Liberal democracies win their wars because theyremain free
As it is the case today, when a war starts in Europe pacifist sentiments dissipate almost overnight. Thus, US citizens’ and their government’s position become even more weighty for the future of global peace.
Against his background, the works of Bertrand Russel, one of the greatest public intellectuals of the past century, resound strongly. As an active opponent to US and British war efforts, Russel wrote extensively on war and its acceptability. Eventually, he came to realise that “the evils of war are almost always greater than” those of an unjust peace. Moreover, he argued that it is not enough to abstain from participating in the war effort on the individual level.

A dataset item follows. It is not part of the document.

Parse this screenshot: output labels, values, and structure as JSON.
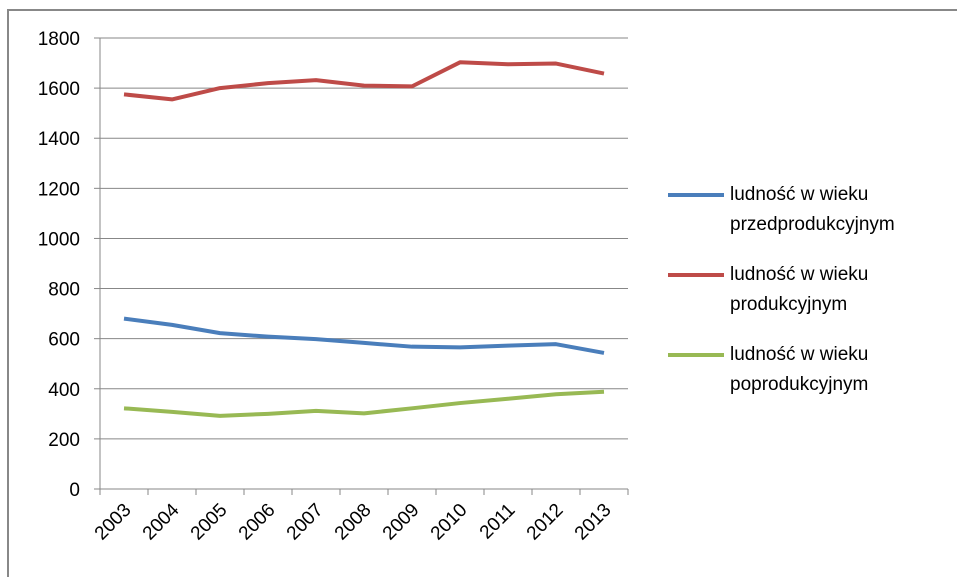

Indeed, “a civilized and humane way of life” requires women and “men who try hard, beforehand, to prevent their country from going to war”. The only reason to take up arms is “resistance to tyranny and aggression” against an aspiring “Emperor of the World”.
But there is no sane mind who would compare the current Russian leadership to such an enemy. Still, liberal-democratic publics are renouncing their rights at an alarming speed while the steadfast Prussianization of democracy goes on. And this time it brings a poisonous dose of cultural racism and a heightened risk of segregation. Yet, no one prevented British Nazi sympathisers from doing propaganda in support of the Third Reich. Yet, no one censored Henry Ford’s antisemitic publications for their astounding consonances with Nazi ideology. Yet, no one prevented artists and intellectuals from Fascist Italy from perform or have exhibitions in the US. And liberal democracy not just survived: it grew stronger. Even if NATO was at war with Russia, demonising everything Russian would not help win it.
In conclusion, the majority of conservatives and democrats against US interventionism is heartening. But it cannot cancel the hawkishness of elected and campaigning representatives from both the left and the right. It is freedom itself that is stake.